Kepler vs Xeon Phi: our benchmark [source code included]
By   |  December 27, 2013

The latency-bound problem

To evaluate our accelerators in this dimension, we chose to use an accessor to a lookup table, as lookups are not necessarily predictable by compiler and/or hardware. We kept the number of iterations small, in order to demonstrate latency in the read operations. Note that the index to the lookup table is the same for any number of entries, leading to a natural vectorization axis. For each product, we used the best possible size given the minimal work distribution. The pseudo-code is given in listing 3.

Three Kepler K20X implementations are provided:

1 – Naïve.

2 – Swapping the two loops.

3 – Using __ldg and processing entries by groups of eight.

Two Xeon Phi SE10P implementations are provided:

1 – Naïve.

2 – Intrinsic-based, with the loading of a complete 512-bit vector for each iteration.

The figures below highlight performance per problem size in achieved read bandwidth for the main array. Remark that Phi’s naïve implementation barely reaches 20 GB/s, a figure close to what could be reached by plain CPU setups. On the contrary, memory bandwidth in K20X is available even for smaller problem sizes.

Fig. 3.A – Kepler’s SMXes being able to manage up to 8 blocks simultaneously, they can be viewed as hyper-threaded cores with 8 threads by core. That is why we used several problem sizes for our three implementations.

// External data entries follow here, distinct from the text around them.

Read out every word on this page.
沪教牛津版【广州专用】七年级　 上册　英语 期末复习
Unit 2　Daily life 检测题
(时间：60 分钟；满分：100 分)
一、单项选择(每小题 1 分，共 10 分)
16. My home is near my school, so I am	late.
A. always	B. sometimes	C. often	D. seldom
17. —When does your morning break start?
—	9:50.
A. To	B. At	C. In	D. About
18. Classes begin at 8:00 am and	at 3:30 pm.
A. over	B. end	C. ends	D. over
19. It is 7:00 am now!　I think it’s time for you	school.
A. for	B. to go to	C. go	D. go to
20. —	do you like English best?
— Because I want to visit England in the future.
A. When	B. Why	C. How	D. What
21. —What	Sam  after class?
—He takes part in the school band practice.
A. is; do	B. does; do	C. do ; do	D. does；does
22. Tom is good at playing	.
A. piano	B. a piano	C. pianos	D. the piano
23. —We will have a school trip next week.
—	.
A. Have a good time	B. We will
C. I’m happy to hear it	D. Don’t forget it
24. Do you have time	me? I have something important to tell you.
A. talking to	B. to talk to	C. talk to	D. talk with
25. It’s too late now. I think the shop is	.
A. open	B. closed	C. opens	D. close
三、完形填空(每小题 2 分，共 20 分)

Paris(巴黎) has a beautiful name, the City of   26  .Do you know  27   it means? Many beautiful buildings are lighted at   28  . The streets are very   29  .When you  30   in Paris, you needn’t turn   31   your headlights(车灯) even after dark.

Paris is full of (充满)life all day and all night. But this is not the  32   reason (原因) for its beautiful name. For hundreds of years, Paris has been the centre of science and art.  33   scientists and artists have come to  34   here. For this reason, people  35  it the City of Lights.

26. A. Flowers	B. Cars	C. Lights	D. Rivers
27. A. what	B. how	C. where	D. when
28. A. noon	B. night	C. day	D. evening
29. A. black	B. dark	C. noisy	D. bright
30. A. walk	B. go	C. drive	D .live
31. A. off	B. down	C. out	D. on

Fig. 3.B – Xeon Phi cores being able to run up to 4 threads simultaneously, we also used several problem sizes according to the hardware specs of the accelerator. Sharp dips can be remarked in the curves, for which we have no explanation.

Revisiting flops/memops

At the beginning of this article, Table 3 presented a comparison of performance figures based on the vendors’ official specs. The figures induced a flops/memops indicator that could be used to figure out whether an algorithm is compute- or memory-bound. Following our evaluation, it seemed pertinent to propose the same table again (Table 6 below) based on measured results.

Table 6 – Flops / memops ratios necessary to qualify a problem as compute-bound. The numbers are based on measured results and should be compared to those based on the vendors’ hardware specifications (between parentheses).

These results call for a few comments. First, the bandwidths we achieved are clearly lower than the theoretical ones. Is anyone surprised? Secondly, the advertised Gflops are not necessarily available, and counting fused multiply-adds as single flops seems more relevant when counting flops, since many algorithms do not map trivially on such operations. Last, the memory/compute ratios remain very high (and roughly similar in SP and DP): we need up to 35 floating-point operations per memory operation to be compute-bound. Regarding this particular point, take into account that if transcendental functions are to be used, algorithms might be compute-bound with Xeon Phi and memory-bound with Kepler.

EXCLUSIVE : Download the complete benchmark source code!

[Technical notes]

Several coding techniques have been discussed relating to the different implementations of our evaluation procedures. We thought it appropriate to clarify a few points about them.

• Vectorization – Changing an arithmetic operation on a scalar value into the same operation on a vector (fixed-size, preferably small) requires a complete refactoring of the algorithm and some additional branching management. The impact on code generation is heavy and performance of the generated code is highly dependent on the micro-library that makes use of intrinsics. Note that the effort has proved beneficial on both platforms. It should be worth your time on regular CPUs as well, especially when using AVX.

• Alignment – “Alignment” here stands for pointer dereferencing alignment. Memory should only be accessed by patterns of a certain size and at certain offsets. Enforcing alignment or “striding” is easy with small synthetic examples but often quite harder with real-life cases, especially when array indices derive from a complex computation. Our experiments showed that dynamically testing alignment with K20X comes at a reasonable expense. So does the use of gathers instead of aligned loads with Phi SE10P.

• Read-only assertion – When accessing memory, some assumptions can be made, for example that no other entity involved in the execution of the function/kernel will modify the data. In general, automating this assertion can easily be hinted by the programmer.